Preparing For Gamma Knife Treatment
The evening before your treatment you should wash your hair and avoid using any hair cream or sprays. You will not be allowed to eat or drink anything after midnight. This will decrease the chance of stomach upset during the procedure. Heart or blood pressure medications can be taken with a small sip of water on the morning of your procedure. Pack all the prescription medications that you are currently taking into a small bag to bring with you the following morning and make a list of medications to which you are allergic.
Arrive at the Gamma Knife® Center the morning of your procedure. You’ll be asked to change into a hospital gown and to remove jewelry, eyeglasses, contact lenses, dentures, wigs or hairpieces. A mild sedative will be given to you through an IV.
Head frame Application
Before the procedure, a lightweight box-shaped frame is attached to your head with four pins. The head frame holds your head still during the procedure and serves as a reference point in determining where the beams of radiation will converge. A local anesthetic is injected in the four areas where the frame is attached to the head with mounting pins, similar to how a dentist numbs your mouth when you have a cavity filled.
You’ll feel a slight pressure during the head frame application, but this sensation only lasts a few minutes and usually goes away when the head frame is in place. You will be able to move your head after the head frame is applied. The stereotactic frame will remain on your head until after the completion of your Gamma Knife treatment.

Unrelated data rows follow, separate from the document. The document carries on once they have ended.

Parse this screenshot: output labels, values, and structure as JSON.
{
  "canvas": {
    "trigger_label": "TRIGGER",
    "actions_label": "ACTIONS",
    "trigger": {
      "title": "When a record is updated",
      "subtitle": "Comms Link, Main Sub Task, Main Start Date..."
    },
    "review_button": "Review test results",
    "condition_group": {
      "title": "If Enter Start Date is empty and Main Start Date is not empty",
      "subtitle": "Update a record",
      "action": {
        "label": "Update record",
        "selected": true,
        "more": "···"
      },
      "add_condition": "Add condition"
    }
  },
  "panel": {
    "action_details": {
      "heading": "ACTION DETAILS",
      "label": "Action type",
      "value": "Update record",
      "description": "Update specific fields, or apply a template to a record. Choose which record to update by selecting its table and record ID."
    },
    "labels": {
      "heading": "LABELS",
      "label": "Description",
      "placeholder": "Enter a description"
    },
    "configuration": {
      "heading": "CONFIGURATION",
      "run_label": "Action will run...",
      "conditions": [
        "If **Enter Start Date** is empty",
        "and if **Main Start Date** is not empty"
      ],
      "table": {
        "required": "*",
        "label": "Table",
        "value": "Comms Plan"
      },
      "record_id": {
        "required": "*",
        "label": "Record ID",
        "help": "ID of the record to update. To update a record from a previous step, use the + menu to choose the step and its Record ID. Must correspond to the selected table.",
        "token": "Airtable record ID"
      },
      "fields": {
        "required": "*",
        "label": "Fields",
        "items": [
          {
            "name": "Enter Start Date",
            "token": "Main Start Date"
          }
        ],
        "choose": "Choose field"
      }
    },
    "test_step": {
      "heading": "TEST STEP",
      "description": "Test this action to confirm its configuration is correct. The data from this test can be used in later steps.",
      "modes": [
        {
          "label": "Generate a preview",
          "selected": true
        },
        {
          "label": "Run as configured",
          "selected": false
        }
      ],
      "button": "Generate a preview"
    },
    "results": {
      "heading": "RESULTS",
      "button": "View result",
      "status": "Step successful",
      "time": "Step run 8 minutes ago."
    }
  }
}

Imaging To Pinpoint The Target
After the frame has been placed on your head, a clear plastic helmet will be placed over the frame to measure the configuration of your head. The helmet contains holes to allow for comfortable breathing during the procedure. You will then have imaging studies — such as CT (computed tomography), MRI (magnetic resonance imaging) or conventional X-rays of brain circulation which may include the injection of a substance that makes the blood vessels show up (cerebral angiography) — to help the surgeon plan your treatment. These results are then fed into the gamma knife’s computerized planning system. You may have had these studies performed before, but they must be repeated with the head frame in place to precisely map the area to be treated. You should feel no pain during this time.

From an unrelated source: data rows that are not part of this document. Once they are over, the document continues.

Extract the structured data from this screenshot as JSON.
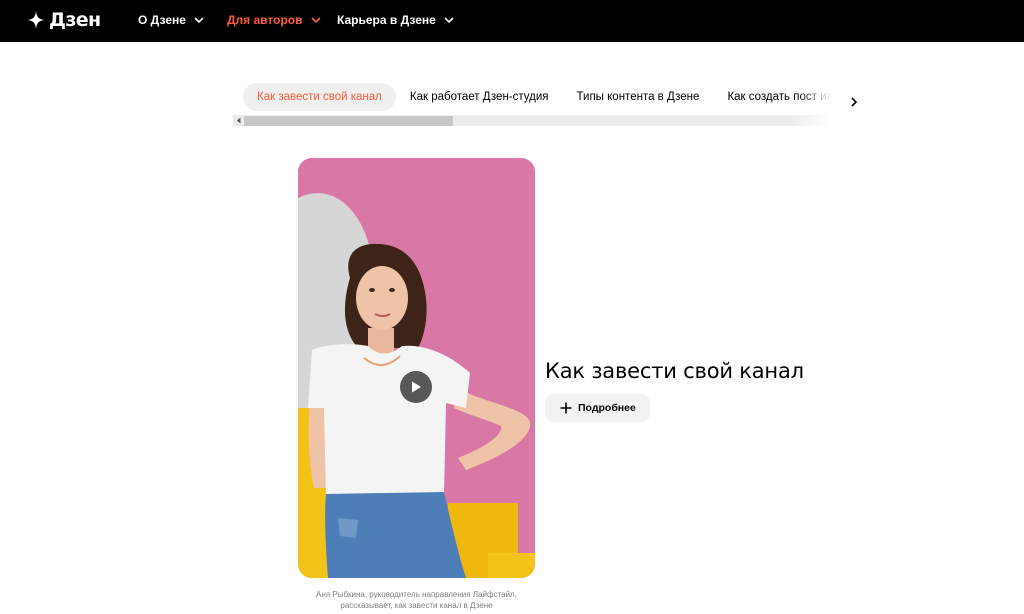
{
  "header": {
    "logo_text": "Дзен",
    "nav": [
      {
        "label": "О Дзене",
        "icon": "chevron-down-icon"
      },
      {
        "label": "Для авторов",
        "icon": "chevron-down-icon",
        "active": true
      },
      {
        "label": "Карьера в Дзене",
        "icon": "chevron-down-icon"
      }
    ]
  },
  "tabs": [
    {
      "label": "Как завести свой канал",
      "active": true
    },
    {
      "label": "Как работает Дзен-студия"
    },
    {
      "label": "Типы контента в Дзене"
    },
    {
      "label": "Как создать пост или статью"
    }
  ],
  "video": {
    "caption": "Аня Рыбкина, руководитель направления Лайфстайл, рассказывает, как завести канал в Дзене",
    "play_icon": "play-icon"
  },
  "content": {
    "title": "Как завести свой канал",
    "more_label": "Подробнее"
  },
  "colors": {
    "accent": "#ff5c38",
    "header_bg": "#000000",
    "video_bg": "#d76fa0",
    "button_bg": "#f2f2f2"
  }
}
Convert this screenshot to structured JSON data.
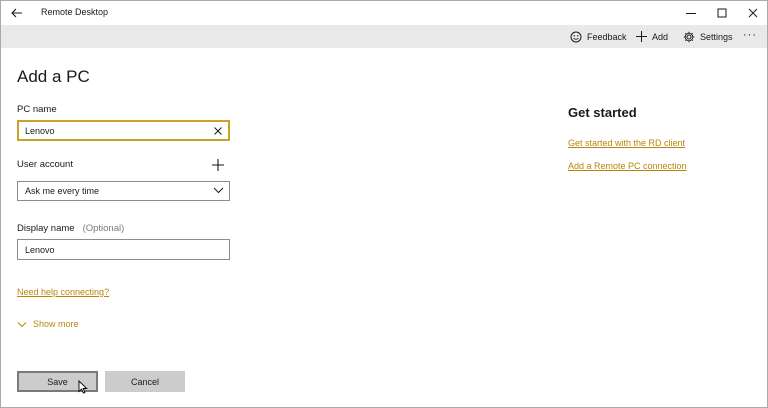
{
  "window": {
    "title": "Remote Desktop"
  },
  "icons": {
    "back": "arrow-left-icon",
    "minimize": "minimize-icon",
    "maximize": "maximize-icon",
    "close": "close-icon",
    "feedback": "smiley-icon",
    "add": "plus-icon",
    "settings": "gear-icon",
    "more": "ellipsis-icon",
    "clear": "clear-x-icon",
    "dropdown": "chevron-down-icon",
    "show_more": "chevron-down-icon",
    "add_account": "plus-icon"
  },
  "commandbar": {
    "feedback_label": "Feedback",
    "add_label": "Add",
    "settings_label": "Settings",
    "more_label": "···"
  },
  "form": {
    "title": "Add a PC",
    "pc_name": {
      "label": "PC name",
      "value": "Lenovo"
    },
    "user_account": {
      "label": "User account",
      "selected": "Ask me every time"
    },
    "display_name": {
      "label": "Display name",
      "optional": "(Optional)",
      "value": "Lenovo"
    },
    "help_link": "Need help connecting?",
    "show_more": "Show more",
    "save_label": "Save",
    "cancel_label": "Cancel"
  },
  "get_started": {
    "title": "Get started",
    "links": [
      "Get started with the RD client",
      "Add a Remote PC connection"
    ]
  },
  "colors": {
    "accent": "#c9a227",
    "link": "#b8860b",
    "commandbar_bg": "#e9e9e9",
    "button_bg": "#cccccc"
  }
}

When the imaging studies are completed, you will be allowed to rest, watch TV or listen to music while the medical staff plans your treatment. Your treatment planning team includes your neurosurgeon, radiation oncologist and medical physicist. It may take up to an hour or two to calculate the target coordinates and radiation dose, depending upon the complexity of the treatment plan. During that time, family members may visit you or stay with you until the treatment begins. Return home the same day and resume your normal routine almost immediately
Computerized Dose Planning
Physicians use computers to plan the radiation surgery so it matches the desired target. The number of minutes that each radiation dose lasts is determined during dose planning and is dependent upon the size and number of areas to be targeted. The procedure usually includes multiple doses that are delivered one after the other, all on the same day.
Your Gamma Knife Treatment
When the radiation plan is ready, it is time for your treatment. You’ll be asked to lie on the Gamma Knife couch where you’ll be positioned into a guiding device that holds your head securely in the Gamma Knife helmet. Your head frame will be connected to a device known as a collimator helmet. The helmet has 192 holes through which the radiation beams will pass.
The treatment begins when the doors of the radiation unit open and the head of the couch slides into the treatment position. You will hear a small click as the collimator helmet securely attaches with the machine, at which time, you will neither hear nor feel any effects from the treatment. After you’re placed in the correct position, the staff will go into an adjoining room to monitor the procedure via video cameras. An intercom system allows you to communicate with the physicians and nurses during the procedure. Treatment times vary, depending on the size and number of the targets.
Following Gamma Knife Treatment
When your treatment is completed, the frame will be removed. An antibiotic ointment will be applied to the pin sites over which gauze will be placed followed by a head bandage. On rare occasions, there may be bleeding at a pin site which does not stop with pressure from the gauze. If this occurs, your doctor will use a stitch to close the pin site.
Virtually all patients go home the same day as their surgery. Generally you’ll experience no immediate side effects from the Gamma Knife procedure other than a mild headache or nausea. Should this occur, your nurse can give you medications ordered by your doctor to relieve the headache or nausea. Side effects are rare because only the abnormality is targeted; the surrounding healthy brain tissue is minimally affected. When you are able to tolerate fluids by mouth, your intravenous line will be removed by the nurse.
Your follow-up care will be coordinated with the doctor who referred you and the doctors involved in your treatment. If you are discharged the day your procedure was performed, you must have someone drive you home and stay with you for that night.